Years ago, before I started developing these techniques, I was afraid to tell a child “No” in a setting with lots of people around because I would feel terrified that once I said “No,” the battle would begin.
Even though I still feel that twinge of fear anytime I have to set a limit for a strong-willed child (because don’t we all?), now I know that I can say “No” in a way that reminds them that I understand them, and respect them, yet still need to set a limit because in this situation, I do know best what is needed to keep them safe.

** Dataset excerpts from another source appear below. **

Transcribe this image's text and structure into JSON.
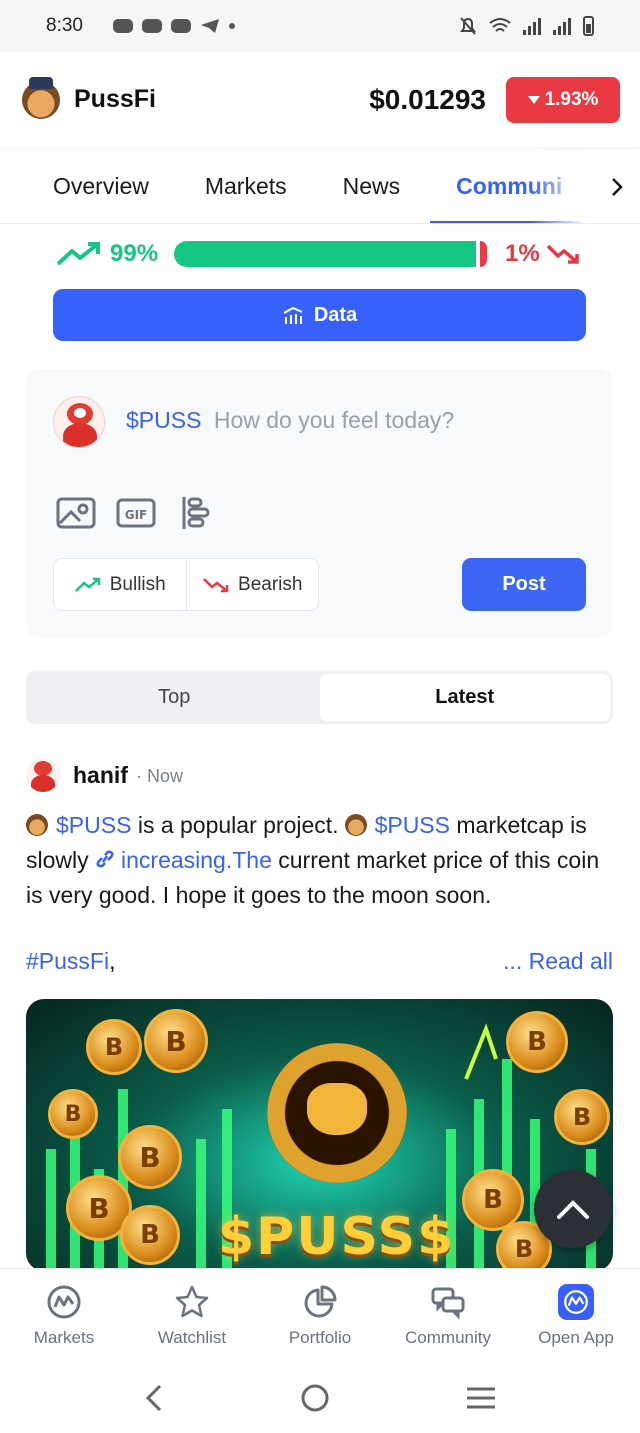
{
  "status_bar": {
    "time": "8:30"
  },
  "coin": {
    "name": "PussFi",
    "price": "$0.01293",
    "change": "1.93%",
    "change_color": "#ea3943"
  },
  "tabs": [
    "Overview",
    "Markets",
    "News",
    "Communi"
  ],
  "active_tab": 3,
  "sentiment": {
    "bullish_percent": "99%",
    "bearish_percent": "1%",
    "bullish_fraction": 0.99,
    "bullish_color": "#16c784",
    "bearish_color": "#ea3943"
  },
  "data_button": "Data",
  "composer": {
    "tag": "$PUSS",
    "placeholder": "How do you feel today?",
    "bullish_label": "Bullish",
    "bearish_label": "Bearish",
    "post_label": "Post"
  },
  "sort": [
    "Top",
    "Latest"
  ],
  "active_sort": 1,
  "post": {
    "author": "hanif",
    "time": "· Now",
    "tag1": "$PUSS",
    "text1": " is a popular project.",
    "tag2": "$PUSS",
    "text2": " marketcap is slowly ",
    "link": "increasing.The",
    "text3": " current market price of this coin is very good. I hope it goes to the moon soon.",
    "hashtag": "#PussFi",
    "hashtag_suffix": ",",
    "read_all": "... Read all",
    "image_text": "$PUSS$",
    "image_coin_symbol": "B"
  },
  "bottom_nav": [
    {
      "label": "Markets",
      "icon": "markets-icon"
    },
    {
      "label": "Watchlist",
      "icon": "star-icon"
    },
    {
      "label": "Portfolio",
      "icon": "pie-chart-icon"
    },
    {
      "label": "Community",
      "icon": "chat-bubbles-icon"
    },
    {
      "label": "Open App",
      "icon": "open-app-icon"
    }
  ],
  "colors": {
    "accent": "#3861fb"
  }
}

As long as I am willing to talk to them about it later (and to let them share why they think I might have been wrong) [hint: I use The Narrator Technique during this debriefing conversation], then I am able to set a limit and get the child to listen when listening immediately is of the utmost importance. The key is to use this technique only when needed, like in emergency situations when timely compliance is a necessity; otherwise, the child will start to view you as an adult who overuses your authority to demand compliance, which will backfire on a strong willed child.